“Amadureci e minha prioridade passou a ser minha autenticidade”

Emma Stone, 28 anos, sempre nos surpreende. Por isso que é uma das nossas apostas para melhor atriz do “bolão do Oscar” 2017

Emma Stone começou sua carreira fazendo comédias como A Mentira (2010) e de lá para cá já passou pelo drama, filmes de super-herói e até dois longas do renomado diretor Woody Allen. Emma Stone firmou seu lugar no time A de atrizes de Hollywood em 2015, quando recebeu sua primeira indicação ao Oscar, na categoria Melhor Atriz Coadjuvante, pelo filme Birdman. Em La La Land, em cartaz em todo o Brasil, ela atua pela terceira vez ao lado de outro grande nome da nova geração: Ryan Gosling. Juntos, os dois vivem uma história de amor em que ela interpreta Mia, uma aspirante a atriz, e ele é Sebastian, um pianista de jazz. Emma falou sobre os desafios de participar dessa produção que conquistou público e crítica.

 

La La Land está entre os filmes mais cotados dessa temporada de premiações. Como reage ao receber a notícia de que ganhou um prêmio?

Descobri que tinha vencido o Coppa Volpi de Melhor Atriz do último Festival de Veneza por e-mail. Estava deitada na minha cama, ainda sem as lentes de contato, o que significa que não conseguia enxergar nada. Grudei o celular no olho. Minha mãe estava no quarto ao lado e gritei: “Uma coisa doida aconteceu”. Foi tão surpreendente.

 

Sua personagem recebe muitos “nãos” ao longo da carreira. Você se identifica? Pensou em desistir?

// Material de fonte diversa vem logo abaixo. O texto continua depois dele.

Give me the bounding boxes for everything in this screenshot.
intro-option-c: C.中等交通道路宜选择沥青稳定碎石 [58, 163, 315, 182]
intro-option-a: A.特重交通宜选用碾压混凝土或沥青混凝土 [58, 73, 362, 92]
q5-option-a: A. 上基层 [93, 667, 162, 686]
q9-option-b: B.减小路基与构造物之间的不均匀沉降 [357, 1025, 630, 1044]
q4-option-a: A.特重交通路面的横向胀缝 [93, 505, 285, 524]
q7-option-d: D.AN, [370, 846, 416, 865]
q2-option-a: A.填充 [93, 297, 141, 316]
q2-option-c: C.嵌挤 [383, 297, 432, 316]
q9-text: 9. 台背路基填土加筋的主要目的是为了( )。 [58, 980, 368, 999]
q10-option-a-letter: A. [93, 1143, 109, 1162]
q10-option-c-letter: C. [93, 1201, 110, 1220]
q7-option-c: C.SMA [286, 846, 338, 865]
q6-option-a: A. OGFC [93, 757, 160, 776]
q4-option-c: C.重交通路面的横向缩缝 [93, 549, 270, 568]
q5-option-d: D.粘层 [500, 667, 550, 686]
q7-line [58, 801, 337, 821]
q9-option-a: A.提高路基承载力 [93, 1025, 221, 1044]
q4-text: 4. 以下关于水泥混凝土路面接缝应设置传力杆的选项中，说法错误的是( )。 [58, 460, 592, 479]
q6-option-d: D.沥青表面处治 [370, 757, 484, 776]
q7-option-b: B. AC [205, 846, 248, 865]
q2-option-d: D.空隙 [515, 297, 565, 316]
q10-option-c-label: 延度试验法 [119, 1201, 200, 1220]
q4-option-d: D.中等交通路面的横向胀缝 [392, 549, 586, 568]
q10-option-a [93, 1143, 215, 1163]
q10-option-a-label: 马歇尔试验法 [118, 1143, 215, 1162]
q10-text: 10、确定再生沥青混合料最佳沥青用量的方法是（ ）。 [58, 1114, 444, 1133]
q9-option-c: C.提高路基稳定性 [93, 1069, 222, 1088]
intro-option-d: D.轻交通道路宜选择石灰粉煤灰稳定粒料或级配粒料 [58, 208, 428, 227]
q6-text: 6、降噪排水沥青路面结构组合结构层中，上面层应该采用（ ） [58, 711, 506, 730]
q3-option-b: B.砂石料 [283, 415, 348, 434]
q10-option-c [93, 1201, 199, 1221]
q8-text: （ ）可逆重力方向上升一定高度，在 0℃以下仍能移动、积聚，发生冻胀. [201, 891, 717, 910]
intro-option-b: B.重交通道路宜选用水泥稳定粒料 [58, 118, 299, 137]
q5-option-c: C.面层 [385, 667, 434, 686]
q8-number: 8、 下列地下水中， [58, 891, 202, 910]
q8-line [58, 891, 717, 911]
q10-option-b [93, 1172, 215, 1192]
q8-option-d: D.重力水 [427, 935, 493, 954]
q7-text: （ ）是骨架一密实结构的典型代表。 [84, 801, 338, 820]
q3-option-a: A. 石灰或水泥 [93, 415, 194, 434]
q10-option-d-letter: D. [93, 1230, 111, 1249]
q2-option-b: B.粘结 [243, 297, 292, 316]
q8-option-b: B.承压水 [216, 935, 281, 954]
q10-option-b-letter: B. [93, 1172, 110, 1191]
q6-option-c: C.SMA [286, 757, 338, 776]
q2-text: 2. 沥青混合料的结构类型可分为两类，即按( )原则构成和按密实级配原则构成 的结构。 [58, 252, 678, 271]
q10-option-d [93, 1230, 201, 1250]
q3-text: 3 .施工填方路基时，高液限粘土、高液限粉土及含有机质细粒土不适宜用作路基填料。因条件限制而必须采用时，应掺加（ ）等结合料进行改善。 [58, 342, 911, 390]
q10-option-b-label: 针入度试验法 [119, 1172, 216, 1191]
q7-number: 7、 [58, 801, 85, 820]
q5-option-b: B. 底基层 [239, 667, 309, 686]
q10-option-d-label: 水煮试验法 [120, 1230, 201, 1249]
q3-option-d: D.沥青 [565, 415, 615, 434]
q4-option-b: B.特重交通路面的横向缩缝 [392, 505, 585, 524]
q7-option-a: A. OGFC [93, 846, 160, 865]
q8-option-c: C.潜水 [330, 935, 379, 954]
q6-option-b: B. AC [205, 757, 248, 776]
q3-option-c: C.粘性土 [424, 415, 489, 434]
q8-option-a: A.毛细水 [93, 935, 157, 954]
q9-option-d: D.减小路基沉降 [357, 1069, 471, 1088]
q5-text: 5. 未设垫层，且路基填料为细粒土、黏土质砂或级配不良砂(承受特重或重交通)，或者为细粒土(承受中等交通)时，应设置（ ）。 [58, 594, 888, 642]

Assim como Mia, decidi mudar para Los Angeles e ser atriz. Fiz testes por três anos e fui rejeitada, mas achava que tinha nascido para isso. Os jovens de hoje acham que seus sonhos têm que ser realizados com facilidade. Isso me incomoda. Sou do time das pessoas que trabalham duro.

 

Mia solta voz e dança durante várias cenas do filme. Estava confiante para isso? Praticava o canto no carro, por exemplo?

Não, mas ter interpretado Sally Bowles, na versão 2014 de Cabaret, na Broadway, me ajudou. Toda noite era desafiada a cantar cinco músicas. Durante as gravações do filme, cantávamos ao vivo também, não tinha playback. Ensaiar foi um desafio! Minha parte favorita do processo foi aprender o sapateado e a dança de salão. Já cantar… Nunca conseguiria treinar as músicas no carro. Imagine cantar de verdade com as janelas fechadas… Argh! Você viu o Carpool Karaoke com a Adele? Ela canta com toda a sua potência. É muito alto!

 

Você já contou que é ansiosa. Atuar ajudou a melhorar esse seu lado?

Sim, mas ainda sou. Há algo recompensador em se abrir e ter sua vulnerabilidade e sensibilidade usadas de forma produtiva, e não como obstáculos. Seria muito mais ansiosa sem uma vida criativa. Ainda estou aprendendo a lidar com meu lado sensível.

 

Sua carreira começou com filmes de grandes estúdios, mas ultimamente tem feito papéis em produções independentes. Por quê?

É importante interpretar personagens diferentes e sentir medo. Achava que, se estava feliz, estava fazendo tudo certo. Só que a honestidade é que é o sinal de que está tudo certo. Amadureci e minha prioridade passou a ser a minha autenticidade, e não minha alegria constante.